La communication scientifique destinée à informer sur les enjeux climatiques est un enjeu crucial dans l’élaboration et la mise en œuvre de politiques publiques adaptées. Elle ne se limite pas à la diffusion d’informations, mais doit s’adapter aux besoins spécifiques de divers publics : élus, citoyens, et administrations. A l’époque de Netlix et des grandes cathédrales de l’Art, il est étonnant que le sujet des enjeux climatiques mondiaux soit si peu présent dans la consommation culturelle des foyers.

De plus, le rôle des scientifiques est de moins en moins reconnu comme essentiel dans la sensibilisation et l’accompagnement des prises de décision sur des problématiques telles que le changement climatique. Serait-ce donc que la mission fondamentale d’information scientifique sur les enjeux climatiques gagneraient à être confiées non pas aux seuls laboratoires… mais aux artistes qui les accompagnent ?

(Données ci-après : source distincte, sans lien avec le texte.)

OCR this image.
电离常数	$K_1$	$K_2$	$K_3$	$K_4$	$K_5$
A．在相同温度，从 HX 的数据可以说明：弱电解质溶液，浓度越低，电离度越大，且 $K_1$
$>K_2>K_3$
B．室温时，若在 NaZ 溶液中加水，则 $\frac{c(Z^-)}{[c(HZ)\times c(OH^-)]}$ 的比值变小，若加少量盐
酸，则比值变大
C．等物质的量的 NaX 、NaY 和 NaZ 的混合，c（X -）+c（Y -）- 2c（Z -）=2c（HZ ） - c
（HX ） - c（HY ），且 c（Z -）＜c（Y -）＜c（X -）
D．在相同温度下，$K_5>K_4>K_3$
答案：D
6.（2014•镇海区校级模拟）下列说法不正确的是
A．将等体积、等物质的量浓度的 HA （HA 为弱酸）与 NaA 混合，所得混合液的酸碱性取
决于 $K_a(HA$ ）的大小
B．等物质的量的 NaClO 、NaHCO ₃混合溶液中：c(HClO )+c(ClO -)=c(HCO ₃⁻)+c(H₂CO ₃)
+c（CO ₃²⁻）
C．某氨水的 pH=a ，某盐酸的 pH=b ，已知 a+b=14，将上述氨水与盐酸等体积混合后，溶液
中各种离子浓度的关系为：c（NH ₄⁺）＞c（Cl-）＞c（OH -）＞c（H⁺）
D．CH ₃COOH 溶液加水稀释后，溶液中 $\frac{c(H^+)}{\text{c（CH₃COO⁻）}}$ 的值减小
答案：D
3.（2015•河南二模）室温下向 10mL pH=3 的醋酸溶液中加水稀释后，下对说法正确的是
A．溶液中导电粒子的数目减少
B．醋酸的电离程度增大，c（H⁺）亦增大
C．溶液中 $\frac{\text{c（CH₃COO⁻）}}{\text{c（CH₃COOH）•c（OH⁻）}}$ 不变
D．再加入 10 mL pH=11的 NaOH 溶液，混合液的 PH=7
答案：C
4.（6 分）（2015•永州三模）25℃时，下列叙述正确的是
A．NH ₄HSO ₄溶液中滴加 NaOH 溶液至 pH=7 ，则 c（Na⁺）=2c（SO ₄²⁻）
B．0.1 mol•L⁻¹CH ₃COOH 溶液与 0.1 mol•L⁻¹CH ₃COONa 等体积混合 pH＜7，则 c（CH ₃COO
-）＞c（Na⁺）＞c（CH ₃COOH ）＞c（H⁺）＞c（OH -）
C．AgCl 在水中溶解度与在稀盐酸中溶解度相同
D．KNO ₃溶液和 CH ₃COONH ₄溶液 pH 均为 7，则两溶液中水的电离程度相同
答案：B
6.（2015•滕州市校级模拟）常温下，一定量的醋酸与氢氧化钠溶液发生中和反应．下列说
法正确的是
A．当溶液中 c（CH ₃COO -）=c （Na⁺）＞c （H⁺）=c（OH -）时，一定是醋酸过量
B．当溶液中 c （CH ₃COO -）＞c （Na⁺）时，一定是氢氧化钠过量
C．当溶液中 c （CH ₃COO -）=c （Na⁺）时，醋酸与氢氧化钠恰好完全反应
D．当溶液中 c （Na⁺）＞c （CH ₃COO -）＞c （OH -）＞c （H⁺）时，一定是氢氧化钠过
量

Comme l’a proposé le philosophe Michel Serres, « la science devient un projet collectif quand elle s’engage dans le dialogue social ». L’adoption de politiques climatiques efficaces ne résulte donc pas uniquement de la reconnaissance de l’urgence, mais aussi de la capacité à impliquer l’ensemble des acteurs sociaux et politiques dans un processus de réflexion approfondi (nous le constatons chaque semaine dans la mise en place de projets de transition agroécologique sur les territoires : elle n’est plus l’affaire des agriculteurs uniquement).

Un dialogue global impliquant toutes les couches de la société civile est donc nécessaire pour assurer non seulement la compréhension des enjeux, mais aussi la mise en place de mesures adaptées.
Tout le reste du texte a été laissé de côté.